Speculeren op de meest waarschijnlijke uitkomst is aan Mevis en Postma niet besteed. „Onthoud”, zegt Mevis, „de strafrechter bewaakt de grenzen van de wet, door te kijken naar de omstandigheden van het geval, maar hij geeft geen handleiding voor goed gedrag. In het vonnis zal straks dus niet staan: Dokters, als u het voortaan zo en zo doet, blijft u gevrijwaard van vervolging. Daar is het strafrecht niet voor.”
Weeffout
Hoe blikken de arts, de ethicus en de juristen bijna twintig jaar na dato terug op het in de wet opnemen van ”2.2”? Kimsma: „Ik denk dat we het enige land ter wereld zijn dat de levensbeëindiging van wilsbekwamen en die van wilsonbekwamen in één regeling heeft gestopt. Dat hadden we zo niet moeten doen. Patiënten in Nederland verwachten al heel veel van hun dokter: niet alleen dat hij bij dementie zijn best doet om het lijden te verlichten, ook dat hij hulp bij zelfdoding en eventueel euthanasie biedt. De druk op de arts is door dit artikel nog meer vergroot.”

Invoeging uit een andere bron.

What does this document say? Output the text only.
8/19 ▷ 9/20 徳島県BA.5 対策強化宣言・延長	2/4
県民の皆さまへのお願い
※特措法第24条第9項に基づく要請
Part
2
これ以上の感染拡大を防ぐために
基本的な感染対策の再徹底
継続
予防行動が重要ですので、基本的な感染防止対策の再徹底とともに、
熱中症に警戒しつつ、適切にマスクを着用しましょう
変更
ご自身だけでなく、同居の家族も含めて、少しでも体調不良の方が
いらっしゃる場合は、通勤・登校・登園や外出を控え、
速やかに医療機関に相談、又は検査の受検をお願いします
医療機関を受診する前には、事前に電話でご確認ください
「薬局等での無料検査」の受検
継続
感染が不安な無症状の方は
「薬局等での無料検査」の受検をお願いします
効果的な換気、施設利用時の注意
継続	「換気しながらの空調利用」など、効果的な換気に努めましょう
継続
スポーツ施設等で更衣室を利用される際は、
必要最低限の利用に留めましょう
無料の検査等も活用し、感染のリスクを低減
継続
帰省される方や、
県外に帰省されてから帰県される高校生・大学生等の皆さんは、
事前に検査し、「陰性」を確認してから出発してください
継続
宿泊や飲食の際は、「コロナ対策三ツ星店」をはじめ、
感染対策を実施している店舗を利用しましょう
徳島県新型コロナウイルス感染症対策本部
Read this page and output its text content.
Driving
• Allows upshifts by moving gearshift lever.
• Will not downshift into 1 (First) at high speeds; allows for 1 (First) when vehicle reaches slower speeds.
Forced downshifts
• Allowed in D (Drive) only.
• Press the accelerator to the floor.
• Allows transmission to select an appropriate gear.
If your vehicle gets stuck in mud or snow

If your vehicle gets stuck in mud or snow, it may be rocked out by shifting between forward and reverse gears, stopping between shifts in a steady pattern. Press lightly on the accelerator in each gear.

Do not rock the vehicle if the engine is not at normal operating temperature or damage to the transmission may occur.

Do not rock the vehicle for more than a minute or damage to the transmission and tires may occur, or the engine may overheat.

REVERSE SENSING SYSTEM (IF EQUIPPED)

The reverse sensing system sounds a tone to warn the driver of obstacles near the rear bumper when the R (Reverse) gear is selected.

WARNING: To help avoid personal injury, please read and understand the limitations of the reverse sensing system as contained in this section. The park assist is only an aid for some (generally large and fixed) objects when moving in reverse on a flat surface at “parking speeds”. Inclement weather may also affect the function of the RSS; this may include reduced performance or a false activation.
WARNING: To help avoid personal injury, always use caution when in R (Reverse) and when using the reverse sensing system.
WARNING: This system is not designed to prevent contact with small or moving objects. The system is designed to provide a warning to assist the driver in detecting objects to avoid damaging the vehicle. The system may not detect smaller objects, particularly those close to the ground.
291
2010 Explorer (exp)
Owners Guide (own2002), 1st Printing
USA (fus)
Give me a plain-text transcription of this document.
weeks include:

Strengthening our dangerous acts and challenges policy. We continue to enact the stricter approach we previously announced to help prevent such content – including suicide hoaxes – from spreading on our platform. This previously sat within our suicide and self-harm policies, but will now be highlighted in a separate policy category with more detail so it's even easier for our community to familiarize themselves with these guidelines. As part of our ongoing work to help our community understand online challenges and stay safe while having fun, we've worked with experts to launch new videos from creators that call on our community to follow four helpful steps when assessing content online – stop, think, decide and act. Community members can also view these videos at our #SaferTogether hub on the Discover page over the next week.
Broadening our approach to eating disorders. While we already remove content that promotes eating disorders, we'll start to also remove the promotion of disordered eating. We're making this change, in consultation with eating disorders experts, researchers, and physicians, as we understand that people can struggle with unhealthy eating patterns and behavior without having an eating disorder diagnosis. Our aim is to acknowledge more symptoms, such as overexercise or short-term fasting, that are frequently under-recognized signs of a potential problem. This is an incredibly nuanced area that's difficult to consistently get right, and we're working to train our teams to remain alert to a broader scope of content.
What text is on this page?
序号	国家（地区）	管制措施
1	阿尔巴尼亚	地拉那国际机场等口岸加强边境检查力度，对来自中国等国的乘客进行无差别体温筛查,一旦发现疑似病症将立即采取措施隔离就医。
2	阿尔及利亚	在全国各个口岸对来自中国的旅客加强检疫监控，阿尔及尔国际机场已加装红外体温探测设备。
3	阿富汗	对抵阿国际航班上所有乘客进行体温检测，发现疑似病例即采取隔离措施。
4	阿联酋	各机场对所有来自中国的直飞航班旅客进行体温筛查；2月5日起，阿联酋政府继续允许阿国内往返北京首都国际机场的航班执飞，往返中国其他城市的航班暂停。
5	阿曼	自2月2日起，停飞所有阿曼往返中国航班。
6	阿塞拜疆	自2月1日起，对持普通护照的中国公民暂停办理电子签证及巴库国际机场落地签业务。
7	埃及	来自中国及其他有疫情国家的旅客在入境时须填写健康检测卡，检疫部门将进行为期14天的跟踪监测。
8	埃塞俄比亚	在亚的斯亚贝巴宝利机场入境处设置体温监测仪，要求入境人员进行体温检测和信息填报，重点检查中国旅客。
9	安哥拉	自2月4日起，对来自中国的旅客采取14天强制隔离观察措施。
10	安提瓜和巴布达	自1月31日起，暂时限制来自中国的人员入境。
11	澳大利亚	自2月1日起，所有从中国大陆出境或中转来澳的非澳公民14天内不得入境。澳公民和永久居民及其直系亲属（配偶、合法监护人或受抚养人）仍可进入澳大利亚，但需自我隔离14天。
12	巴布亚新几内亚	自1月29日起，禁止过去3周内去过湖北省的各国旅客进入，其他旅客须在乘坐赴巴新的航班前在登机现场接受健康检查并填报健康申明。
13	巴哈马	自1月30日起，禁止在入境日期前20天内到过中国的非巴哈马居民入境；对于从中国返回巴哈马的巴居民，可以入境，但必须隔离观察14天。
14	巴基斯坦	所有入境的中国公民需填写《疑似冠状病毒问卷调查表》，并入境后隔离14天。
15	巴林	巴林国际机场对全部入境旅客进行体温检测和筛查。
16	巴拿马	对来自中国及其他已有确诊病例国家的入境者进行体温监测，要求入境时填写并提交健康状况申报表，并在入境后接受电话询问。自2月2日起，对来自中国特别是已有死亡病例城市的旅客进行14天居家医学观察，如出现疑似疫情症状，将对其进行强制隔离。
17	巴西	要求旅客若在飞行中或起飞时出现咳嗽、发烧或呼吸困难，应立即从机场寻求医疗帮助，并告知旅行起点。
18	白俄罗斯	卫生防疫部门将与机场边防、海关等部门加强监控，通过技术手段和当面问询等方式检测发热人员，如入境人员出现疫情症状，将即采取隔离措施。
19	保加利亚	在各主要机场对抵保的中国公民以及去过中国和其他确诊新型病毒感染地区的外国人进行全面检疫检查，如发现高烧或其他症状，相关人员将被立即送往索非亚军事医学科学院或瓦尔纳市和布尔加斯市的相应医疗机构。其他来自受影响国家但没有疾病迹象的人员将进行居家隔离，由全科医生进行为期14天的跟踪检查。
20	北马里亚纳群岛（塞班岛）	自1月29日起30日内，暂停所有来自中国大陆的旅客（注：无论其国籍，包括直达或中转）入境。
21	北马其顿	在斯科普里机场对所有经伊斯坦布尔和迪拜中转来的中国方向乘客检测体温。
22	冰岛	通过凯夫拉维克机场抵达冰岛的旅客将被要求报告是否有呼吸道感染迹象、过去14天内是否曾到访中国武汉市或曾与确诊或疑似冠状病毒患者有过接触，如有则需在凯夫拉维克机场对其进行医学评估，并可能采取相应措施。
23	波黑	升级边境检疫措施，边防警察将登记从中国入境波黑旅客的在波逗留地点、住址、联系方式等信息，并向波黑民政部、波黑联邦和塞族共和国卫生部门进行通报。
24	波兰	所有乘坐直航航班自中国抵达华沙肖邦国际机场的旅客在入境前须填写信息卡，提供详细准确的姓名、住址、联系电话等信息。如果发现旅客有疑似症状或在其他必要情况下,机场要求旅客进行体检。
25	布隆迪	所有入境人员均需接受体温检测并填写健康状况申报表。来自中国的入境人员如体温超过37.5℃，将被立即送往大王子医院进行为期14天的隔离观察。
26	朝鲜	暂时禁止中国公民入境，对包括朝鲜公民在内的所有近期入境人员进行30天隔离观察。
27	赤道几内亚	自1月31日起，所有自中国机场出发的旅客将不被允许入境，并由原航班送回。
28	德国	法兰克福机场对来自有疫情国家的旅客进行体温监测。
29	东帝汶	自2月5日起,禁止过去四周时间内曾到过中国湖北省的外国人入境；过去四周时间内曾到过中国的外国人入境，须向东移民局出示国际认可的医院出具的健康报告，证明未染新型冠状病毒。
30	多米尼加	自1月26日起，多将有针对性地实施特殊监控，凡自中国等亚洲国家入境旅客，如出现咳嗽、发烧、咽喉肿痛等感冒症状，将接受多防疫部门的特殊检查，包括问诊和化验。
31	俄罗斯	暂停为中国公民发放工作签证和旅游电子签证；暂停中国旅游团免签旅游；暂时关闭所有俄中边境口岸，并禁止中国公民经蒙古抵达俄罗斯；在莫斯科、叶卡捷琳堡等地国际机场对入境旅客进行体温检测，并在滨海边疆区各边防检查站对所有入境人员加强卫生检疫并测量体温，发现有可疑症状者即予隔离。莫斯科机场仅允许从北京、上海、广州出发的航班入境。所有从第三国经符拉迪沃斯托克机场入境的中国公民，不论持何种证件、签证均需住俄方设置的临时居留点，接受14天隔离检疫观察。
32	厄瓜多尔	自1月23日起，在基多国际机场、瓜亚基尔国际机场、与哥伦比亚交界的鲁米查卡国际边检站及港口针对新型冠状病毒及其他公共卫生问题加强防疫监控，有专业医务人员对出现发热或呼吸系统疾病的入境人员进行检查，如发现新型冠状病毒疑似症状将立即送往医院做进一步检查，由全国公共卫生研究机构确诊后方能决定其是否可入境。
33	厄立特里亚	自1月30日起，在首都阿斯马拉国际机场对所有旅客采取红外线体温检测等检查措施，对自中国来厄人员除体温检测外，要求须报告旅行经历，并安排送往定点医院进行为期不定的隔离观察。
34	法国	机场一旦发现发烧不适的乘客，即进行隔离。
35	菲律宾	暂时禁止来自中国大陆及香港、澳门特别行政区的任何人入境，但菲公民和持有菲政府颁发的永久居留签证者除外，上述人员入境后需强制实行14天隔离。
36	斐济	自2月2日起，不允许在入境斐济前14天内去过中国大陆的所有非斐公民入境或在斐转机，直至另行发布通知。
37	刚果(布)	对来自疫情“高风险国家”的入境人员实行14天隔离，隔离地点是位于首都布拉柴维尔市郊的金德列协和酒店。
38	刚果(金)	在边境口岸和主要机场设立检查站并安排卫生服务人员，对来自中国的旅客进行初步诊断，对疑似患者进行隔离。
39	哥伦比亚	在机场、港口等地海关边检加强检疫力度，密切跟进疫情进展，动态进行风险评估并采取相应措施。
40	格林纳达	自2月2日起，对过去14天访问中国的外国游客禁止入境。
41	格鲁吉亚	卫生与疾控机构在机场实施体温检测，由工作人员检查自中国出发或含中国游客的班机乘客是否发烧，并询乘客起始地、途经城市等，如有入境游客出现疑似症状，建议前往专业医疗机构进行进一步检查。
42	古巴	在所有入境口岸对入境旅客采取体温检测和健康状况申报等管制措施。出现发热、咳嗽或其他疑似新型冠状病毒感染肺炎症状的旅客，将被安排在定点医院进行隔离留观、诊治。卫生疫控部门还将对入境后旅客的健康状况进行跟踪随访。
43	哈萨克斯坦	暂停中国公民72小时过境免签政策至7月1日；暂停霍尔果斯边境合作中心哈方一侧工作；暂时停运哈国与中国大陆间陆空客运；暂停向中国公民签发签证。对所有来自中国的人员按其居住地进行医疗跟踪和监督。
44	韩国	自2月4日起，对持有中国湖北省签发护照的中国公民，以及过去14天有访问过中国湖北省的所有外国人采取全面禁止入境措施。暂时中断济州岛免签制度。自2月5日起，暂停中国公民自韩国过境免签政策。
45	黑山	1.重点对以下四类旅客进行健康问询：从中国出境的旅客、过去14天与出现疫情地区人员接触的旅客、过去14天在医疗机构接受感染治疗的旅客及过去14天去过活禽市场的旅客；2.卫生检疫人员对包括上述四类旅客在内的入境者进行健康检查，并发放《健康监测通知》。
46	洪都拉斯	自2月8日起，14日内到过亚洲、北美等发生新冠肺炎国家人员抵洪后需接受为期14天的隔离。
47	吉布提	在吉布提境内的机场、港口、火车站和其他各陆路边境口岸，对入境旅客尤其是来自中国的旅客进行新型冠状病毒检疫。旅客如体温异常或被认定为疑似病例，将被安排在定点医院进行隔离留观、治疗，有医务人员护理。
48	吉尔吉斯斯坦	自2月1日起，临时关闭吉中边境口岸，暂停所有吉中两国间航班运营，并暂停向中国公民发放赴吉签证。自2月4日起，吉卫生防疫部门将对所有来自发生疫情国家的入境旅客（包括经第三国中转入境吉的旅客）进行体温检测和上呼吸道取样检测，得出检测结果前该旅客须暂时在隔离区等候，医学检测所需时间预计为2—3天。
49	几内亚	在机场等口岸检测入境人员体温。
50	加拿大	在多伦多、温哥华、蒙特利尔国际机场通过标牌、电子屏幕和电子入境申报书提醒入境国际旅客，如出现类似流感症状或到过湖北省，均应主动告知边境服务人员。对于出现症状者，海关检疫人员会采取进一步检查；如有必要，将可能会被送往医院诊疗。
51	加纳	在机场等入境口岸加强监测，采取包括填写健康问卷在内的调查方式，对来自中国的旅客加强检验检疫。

Boer: „De wet van 2001 werd pas laat uitgebreid met dit artikel. Een Kamermeerderheid ging daarmee akkoord, volgens mij vanuit de gedachte dat het betrekking zou hebben op patiënten met wie al een euthanasie was afgesproken maar die op het laatste moment wilsonbekwaam waren geworden, bijvoorbeeld door een hersenbloeding. Dit artikel is een weeffout. Gevolg is helaas geweest dat de wet daardoor ook ruimte biedt voor euthanasie bij gevorderde dementie.”
Mevis: „De politiek was opgelucht dat er in 2001 voor euthanasieverzoeken waar maatschappelijk weinig discussie over was een goed functionerende regeling leek te komen. Of men de reikwijdte van dit artikel destijds al heeft voorzien; ja, dat is inderdaad een terechte vraag.”